이 노트북은 아래의 작업을 실행 합니다.
- SageMaker Hosting Cluster 에서 훈련을 실행
- 훈련한 Job 이름을 저장 
    - 다음 노트북에서 모델 배포 및 추론시에 사용 합니다.
---

SageMaker의 세션을 얻고, role 정보를 가져옵니다.
- 위의 두 정보를 통해서 SageMaker Hosting Cluster에 연결합니다.

In [5]:
import os
import sagemaker
from sagemaker import get_execution_role

sagemaker_session = sagemaker.Session()

role = get_execution_role()

## 로컬의 데이터 S3 업로딩
로컬의 데이터를 S3에 업로딩하여 훈련시에 Input으로 사용 합니다.

In [6]:
# dataset_location = sagemaker_session.upload_data(path='data', key_prefix='data/DEMO-cifar10')
# display(dataset_location)
dataset_location = 's3://sagemaker-ap-northeast-2-057716757052/data/DEMO-cifar10'
dataset_location

's3://sagemaker-ap-northeast-2-057716757052/data/DEMO-cifar10'

In [7]:
# efs_dir = '/home/ec2-user/efs/data'

# ! ls {efs_dir} -al
# ! aws s3 cp {dataset_location} {efs_dir} --recursive

In [8]:
from sagemaker.inputs import FileSystemInput

# Specify EFS ile system id.
file_system_id = 'fs-38dc1558' # 'fs-xxxxxxxx'
print(f"EFS file-system-id: {file_system_id}")

# Specify directory path for input data on the file system. 
# You need to provide normalized and absolute path below.
train_file_system_directory_path = '/data/train'
eval_file_system_directory_path = '/data/eval'
validation_file_system_directory_path = '/data/validation'
print(f'EFS file-system data input path: {train_file_system_directory_path}')
print(f'EFS file-system data input path: {eval_file_system_directory_path}')
print(f'EFS file-system data input path: {validation_file_system_directory_path}')

# Specify the access mode of the mount of the directory associated with the file system. 
# Directory must be mounted  'ro'(read-only).
file_system_access_mode = 'ro'

# Specify your file system type
file_system_type = 'EFS'

train = FileSystemInput(file_system_id=file_system_id,
                                    file_system_type=file_system_type,
                                    directory_path=train_file_system_directory_path,
                                    file_system_access_mode=file_system_access_mode)

eval = FileSystemInput(file_system_id=file_system_id,
                                    file_system_type=file_system_type,
                                    directory_path=eval_file_system_directory_path,
                                    file_system_access_mode=file_system_access_mode)

validation = FileSystemInput(file_system_id=file_system_id,
                                    file_system_type=file_system_type,
                                    directory_path=validation_file_system_directory_path,
                                    file_system_access_mode=file_system_access_mode)

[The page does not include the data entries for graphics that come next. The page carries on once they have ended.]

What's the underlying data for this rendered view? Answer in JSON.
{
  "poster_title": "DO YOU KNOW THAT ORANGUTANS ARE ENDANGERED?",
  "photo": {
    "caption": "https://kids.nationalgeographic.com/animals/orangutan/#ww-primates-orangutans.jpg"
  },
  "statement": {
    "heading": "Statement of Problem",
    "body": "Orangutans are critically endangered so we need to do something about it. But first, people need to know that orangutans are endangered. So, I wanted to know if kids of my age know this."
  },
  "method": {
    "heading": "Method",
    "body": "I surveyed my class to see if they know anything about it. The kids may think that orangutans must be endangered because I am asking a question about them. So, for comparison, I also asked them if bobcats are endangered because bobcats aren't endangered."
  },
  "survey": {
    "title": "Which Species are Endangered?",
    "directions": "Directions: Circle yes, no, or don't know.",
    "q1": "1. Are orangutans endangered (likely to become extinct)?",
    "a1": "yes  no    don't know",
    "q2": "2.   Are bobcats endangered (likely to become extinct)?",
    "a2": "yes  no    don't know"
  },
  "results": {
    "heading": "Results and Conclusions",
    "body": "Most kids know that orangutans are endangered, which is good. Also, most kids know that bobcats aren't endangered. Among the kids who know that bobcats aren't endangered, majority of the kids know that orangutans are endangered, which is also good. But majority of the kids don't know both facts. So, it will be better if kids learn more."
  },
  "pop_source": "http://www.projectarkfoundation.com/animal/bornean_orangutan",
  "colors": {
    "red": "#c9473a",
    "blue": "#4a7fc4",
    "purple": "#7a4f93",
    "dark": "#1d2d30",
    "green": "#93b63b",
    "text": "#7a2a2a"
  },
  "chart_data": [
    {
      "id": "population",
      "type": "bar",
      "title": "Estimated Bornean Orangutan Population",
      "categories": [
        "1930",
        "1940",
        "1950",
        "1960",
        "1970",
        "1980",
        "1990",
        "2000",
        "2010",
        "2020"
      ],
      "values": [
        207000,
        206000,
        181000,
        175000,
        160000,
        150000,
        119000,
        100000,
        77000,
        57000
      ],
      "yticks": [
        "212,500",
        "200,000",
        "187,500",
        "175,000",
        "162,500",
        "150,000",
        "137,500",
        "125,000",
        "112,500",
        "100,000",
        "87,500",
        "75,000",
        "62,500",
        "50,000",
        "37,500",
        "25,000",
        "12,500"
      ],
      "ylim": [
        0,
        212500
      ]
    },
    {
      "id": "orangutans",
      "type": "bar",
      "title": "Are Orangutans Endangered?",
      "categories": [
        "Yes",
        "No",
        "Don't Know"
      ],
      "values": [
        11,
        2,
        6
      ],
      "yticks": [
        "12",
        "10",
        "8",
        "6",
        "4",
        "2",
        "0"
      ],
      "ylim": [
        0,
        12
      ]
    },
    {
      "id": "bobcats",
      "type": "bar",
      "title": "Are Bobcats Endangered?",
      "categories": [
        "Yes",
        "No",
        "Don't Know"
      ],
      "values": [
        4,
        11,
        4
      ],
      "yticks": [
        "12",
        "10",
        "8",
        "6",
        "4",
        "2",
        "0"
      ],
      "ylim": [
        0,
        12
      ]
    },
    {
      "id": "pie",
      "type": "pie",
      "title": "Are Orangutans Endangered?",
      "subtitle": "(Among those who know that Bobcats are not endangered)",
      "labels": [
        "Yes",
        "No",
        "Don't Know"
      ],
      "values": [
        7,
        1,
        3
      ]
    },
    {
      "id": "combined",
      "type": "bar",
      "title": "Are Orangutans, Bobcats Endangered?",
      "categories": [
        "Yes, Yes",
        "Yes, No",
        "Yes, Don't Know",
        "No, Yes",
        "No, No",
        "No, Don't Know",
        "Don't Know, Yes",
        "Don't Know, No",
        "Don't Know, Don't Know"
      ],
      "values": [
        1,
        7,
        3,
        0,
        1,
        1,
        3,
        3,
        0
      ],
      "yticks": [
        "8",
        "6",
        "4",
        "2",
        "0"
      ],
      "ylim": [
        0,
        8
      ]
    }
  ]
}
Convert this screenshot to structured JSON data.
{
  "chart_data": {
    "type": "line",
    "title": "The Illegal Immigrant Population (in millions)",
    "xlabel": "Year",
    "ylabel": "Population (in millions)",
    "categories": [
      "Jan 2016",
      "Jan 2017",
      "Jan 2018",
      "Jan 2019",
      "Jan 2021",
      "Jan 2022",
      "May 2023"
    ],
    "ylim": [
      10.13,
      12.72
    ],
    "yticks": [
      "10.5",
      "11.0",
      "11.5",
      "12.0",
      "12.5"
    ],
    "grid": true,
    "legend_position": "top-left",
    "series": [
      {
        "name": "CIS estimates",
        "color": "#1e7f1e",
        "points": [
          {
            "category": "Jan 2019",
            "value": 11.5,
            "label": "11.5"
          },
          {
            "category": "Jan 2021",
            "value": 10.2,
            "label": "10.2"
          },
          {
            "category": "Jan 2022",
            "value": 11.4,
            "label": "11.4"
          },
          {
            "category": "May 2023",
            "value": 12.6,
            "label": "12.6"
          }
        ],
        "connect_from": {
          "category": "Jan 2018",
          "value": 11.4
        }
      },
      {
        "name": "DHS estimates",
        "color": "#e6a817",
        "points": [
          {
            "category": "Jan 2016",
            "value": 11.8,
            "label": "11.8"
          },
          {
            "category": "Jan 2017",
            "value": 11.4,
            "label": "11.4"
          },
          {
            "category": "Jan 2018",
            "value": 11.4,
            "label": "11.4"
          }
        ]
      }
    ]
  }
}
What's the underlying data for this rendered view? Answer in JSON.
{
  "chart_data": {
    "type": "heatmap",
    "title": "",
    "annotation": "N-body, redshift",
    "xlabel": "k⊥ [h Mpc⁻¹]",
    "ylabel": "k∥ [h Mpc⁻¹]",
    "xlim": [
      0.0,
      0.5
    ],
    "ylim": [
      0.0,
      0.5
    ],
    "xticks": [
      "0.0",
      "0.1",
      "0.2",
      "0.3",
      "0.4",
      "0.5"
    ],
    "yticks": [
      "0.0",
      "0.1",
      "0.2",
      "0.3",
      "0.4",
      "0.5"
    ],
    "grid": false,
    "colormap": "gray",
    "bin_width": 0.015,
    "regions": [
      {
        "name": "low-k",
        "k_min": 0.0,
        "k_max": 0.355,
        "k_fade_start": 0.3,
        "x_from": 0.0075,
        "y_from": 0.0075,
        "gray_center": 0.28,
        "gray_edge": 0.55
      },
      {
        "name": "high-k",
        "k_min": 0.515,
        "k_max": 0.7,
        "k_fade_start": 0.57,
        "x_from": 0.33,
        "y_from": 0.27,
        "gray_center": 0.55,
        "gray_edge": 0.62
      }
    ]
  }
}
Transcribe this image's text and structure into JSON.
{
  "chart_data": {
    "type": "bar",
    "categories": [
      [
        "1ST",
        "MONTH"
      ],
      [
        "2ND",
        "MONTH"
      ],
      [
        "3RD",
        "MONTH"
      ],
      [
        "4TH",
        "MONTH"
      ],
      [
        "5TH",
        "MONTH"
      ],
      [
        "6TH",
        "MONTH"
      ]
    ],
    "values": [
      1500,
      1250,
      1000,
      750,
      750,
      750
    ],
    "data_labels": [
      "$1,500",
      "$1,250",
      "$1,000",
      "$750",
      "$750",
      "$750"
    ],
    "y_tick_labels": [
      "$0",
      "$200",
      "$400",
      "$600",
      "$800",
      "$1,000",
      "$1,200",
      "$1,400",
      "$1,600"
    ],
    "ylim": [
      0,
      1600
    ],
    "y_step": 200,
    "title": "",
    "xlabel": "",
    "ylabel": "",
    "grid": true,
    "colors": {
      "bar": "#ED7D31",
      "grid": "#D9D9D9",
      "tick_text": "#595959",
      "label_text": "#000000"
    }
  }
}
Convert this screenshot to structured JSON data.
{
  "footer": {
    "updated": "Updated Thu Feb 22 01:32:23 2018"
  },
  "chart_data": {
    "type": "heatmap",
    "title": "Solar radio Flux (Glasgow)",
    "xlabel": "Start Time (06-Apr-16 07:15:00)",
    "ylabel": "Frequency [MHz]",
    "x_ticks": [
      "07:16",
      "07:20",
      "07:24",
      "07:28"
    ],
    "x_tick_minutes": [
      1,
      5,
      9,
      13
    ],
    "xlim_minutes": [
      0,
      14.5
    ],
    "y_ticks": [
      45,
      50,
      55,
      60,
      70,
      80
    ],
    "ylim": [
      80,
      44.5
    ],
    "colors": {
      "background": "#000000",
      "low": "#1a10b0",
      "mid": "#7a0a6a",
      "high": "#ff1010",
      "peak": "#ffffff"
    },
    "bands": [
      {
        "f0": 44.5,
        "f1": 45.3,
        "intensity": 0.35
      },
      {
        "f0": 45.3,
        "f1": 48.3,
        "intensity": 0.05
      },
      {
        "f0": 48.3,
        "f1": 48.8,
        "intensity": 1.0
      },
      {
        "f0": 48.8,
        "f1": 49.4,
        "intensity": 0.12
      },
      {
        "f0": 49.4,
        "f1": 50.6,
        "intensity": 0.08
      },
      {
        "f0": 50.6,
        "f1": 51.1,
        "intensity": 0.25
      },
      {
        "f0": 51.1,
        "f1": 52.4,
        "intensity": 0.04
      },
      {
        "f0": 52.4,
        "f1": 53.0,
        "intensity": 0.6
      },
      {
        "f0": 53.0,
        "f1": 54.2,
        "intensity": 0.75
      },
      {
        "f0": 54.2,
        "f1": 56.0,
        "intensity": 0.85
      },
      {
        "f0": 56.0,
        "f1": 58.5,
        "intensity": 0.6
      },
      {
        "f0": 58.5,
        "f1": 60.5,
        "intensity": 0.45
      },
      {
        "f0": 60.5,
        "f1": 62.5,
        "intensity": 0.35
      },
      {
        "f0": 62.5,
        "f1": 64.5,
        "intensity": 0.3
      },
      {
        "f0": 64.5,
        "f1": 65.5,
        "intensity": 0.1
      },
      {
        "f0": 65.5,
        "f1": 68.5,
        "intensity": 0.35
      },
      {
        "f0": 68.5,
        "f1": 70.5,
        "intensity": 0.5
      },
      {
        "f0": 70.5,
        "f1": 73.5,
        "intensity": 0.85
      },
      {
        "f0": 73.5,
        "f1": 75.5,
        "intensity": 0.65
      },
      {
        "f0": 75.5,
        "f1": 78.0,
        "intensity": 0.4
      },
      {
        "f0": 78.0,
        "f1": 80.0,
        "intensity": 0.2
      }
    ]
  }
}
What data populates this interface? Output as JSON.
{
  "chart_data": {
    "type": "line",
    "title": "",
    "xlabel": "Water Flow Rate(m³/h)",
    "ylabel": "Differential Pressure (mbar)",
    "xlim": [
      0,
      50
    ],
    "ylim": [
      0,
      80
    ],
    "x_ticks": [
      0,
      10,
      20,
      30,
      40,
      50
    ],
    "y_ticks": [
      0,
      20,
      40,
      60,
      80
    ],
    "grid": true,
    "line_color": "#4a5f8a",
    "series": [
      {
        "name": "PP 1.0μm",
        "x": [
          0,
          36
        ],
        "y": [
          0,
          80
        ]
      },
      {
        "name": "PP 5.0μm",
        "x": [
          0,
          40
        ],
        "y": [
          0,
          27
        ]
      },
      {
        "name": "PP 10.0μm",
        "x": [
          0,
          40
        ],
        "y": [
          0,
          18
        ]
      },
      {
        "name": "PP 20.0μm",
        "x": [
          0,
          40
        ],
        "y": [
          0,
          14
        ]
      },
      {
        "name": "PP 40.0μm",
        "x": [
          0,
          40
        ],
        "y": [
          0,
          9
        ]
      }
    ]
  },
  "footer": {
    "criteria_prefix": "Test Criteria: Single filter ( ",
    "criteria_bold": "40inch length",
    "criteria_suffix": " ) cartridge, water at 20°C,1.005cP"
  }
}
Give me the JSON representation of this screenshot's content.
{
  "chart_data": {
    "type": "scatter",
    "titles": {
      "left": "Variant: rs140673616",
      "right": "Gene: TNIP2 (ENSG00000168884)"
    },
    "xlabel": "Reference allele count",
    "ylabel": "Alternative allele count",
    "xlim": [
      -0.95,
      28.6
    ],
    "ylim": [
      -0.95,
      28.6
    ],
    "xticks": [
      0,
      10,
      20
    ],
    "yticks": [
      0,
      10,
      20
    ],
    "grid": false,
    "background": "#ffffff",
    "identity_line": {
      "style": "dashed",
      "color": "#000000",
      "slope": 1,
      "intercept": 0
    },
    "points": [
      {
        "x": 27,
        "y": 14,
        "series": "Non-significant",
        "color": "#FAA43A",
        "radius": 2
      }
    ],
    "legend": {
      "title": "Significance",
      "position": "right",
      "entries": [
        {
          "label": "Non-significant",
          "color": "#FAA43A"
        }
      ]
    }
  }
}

EFS file-system-id: fs-38dc1558
EFS file-system data input path: /data/train
EFS file-system data input path: /data/eval
EFS file-system data input path: /data/validation


In [12]:
aws_region = 'ap-northeast-2'# aws-region-code e.g. us-east-1
s3_bucket  = 'sagemaker-ap-northeast-2-057716757052'# your-s3-bucket-name

In [13]:
prefix = "cifar10/efs" #prefix in your bucket
s3_output_location = f's3://{s3_bucket}/{prefix}/output'
print(f'S3 model output location: {s3_output_location}')

S3 model output location: s3://sagemaker-ap-northeast-2-057716757052/cifar10/efs/output


In [14]:
security_group_ids = ['sg-0192524ef63ec6138'] # ['sg-xxxxxxxx'] 
# subnets = ['subnet-0a84bcfa36d3981e6','subnet-0304abaaefc2b1c34','subnet-0a2204b79f378b178'] # [ 'subnet-xxxxxxx', 'subnet-xxxxxxx', 'subnet-xxxxxxx']
subnets = ['subnet-0a84bcfa36d3981e6'] # [ 'subnet-xxxxxxx', 'subnet-xxxxxxx', 'subnet-xxxxxxx']




In [None]:
from sagemaker.tensorflow import TensorFlow
estimator = TensorFlow(base_job_name='cifar10',
                       entry_point='cifar10_keras_sm_tf2.py',
                       source_dir='training_script',
                       role=role,
                       framework_version='2.0.0',
                       py_version='py3',
                       script_mode=True,
                       hyperparameters={'epochs' : 1},
                       train_instance_count=1, 
                       train_instance_type='ml.p3.2xlarge',
                       output_path=s3_output_location,                       
                       subnets=subnets,
                       security_group_ids=security_group_ids,                       
                       session = sagemaker.Session()
                      )

estimator.fit({'train': train,
               'validation': validation,
               'eval': eval,
              })
# estimator.fit({'train': 'file://data/train',
#                'validation': 'file://data/validation',
#                'eval': 'file://data/eval'})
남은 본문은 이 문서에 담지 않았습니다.